Video: FLA@NSH: Detroit pays tribute to the late Mike Ilitch
"Lots has been talked about the impact he's had on the city of Detroit. Obviously back in the '80s, moving the Little Caesars headquarters downtown to moving all the way to now; I went on a date with my wife in downtown Detroit in August and Detroit's hoppin.' It's hoppin' because of other people, but none are larger than Mr. Ilitch. He'll leave a legacy in this state in so many different areas."

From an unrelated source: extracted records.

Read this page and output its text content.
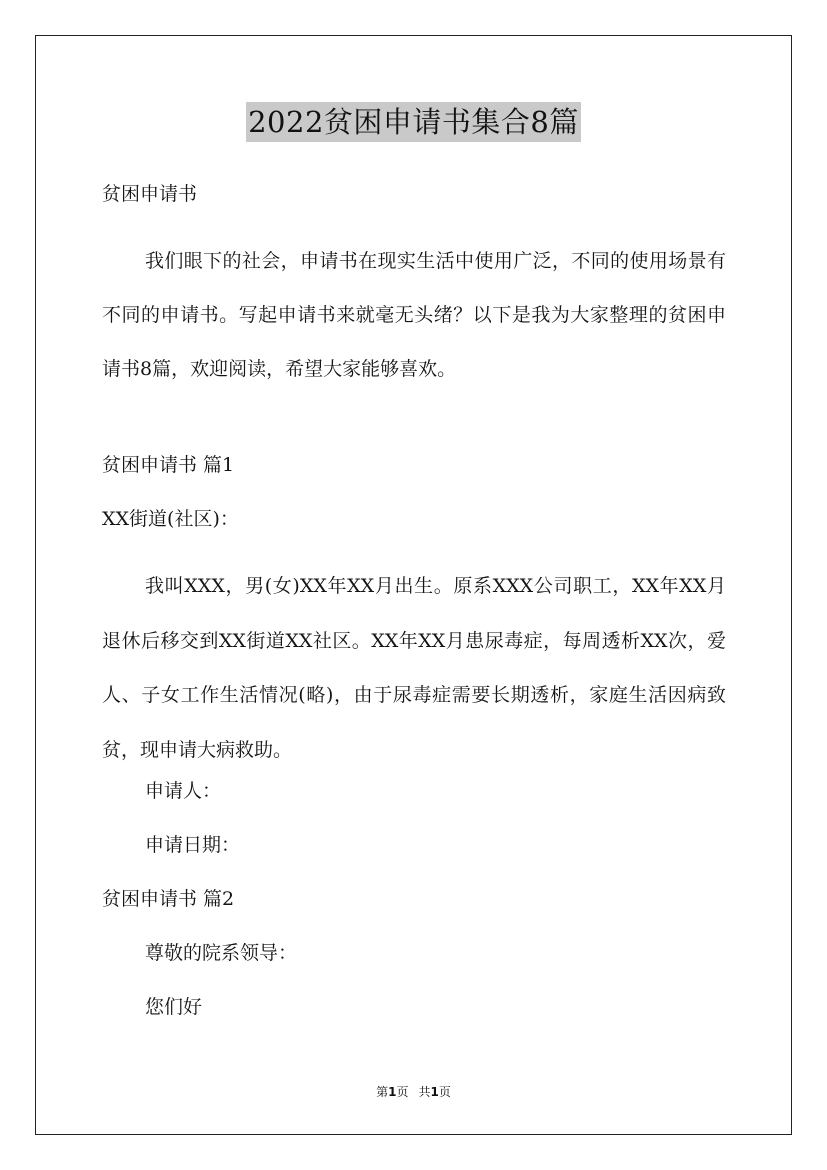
2022贫困申请书集合8篇
贫困申请书

我们眼下的社会，申请书在现实生活中使用广泛，不同的使用场景有不同的申请书。写起申请书来就毫无头绪？以下是我为大家整理的贫困申请书8篇，欢迎阅读，希望大家能够喜欢。

贫困申请书 篇1
XX街道(社区)：

我叫XXX，男(女)XX年XX月出生。原系XXX公司职工，XX年XX月退休后移交到XX街道XX社区。XX年XX月患尿毒症，每周透析XX次，爱人、子女工作生活情况(略)，由于尿毒症需要长期透析，家庭生活因病致贫，现申请大病救助。

申请人：
申请日期：
贫困申请书 篇2
尊敬的院系领导：
您们好
第1页 共1页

Abdelkader said Ilitch's passion for life was unmatched.
"He wanted to win. It wasn't about the business side or making that extra dollar," Abdelkader said. "It was about winning, not only for our organization, but for the city of Detroit and for the state of Michigan.
"For all the Red Wings fans, he made a lot of people in Michigan proud to be from Michigan, which when he bought the Red Wings they were labeled as the 'Dead Wings.' He gave everyone a sense of pride and uplifted everyone and obviously uplifted the city of Detroit when he changed the vision of what people had originally seen."
Blashill said it was a privilege knowing Ilitch.
"The amount of respect for the Ilitch family in our organization is incredible. We all know we work and play for, we think, the best owner not only in the NHL but sports," Blashill said. "We wanted to win for that family prior to yesterday but certainly you want to do it to that Nth degree more now."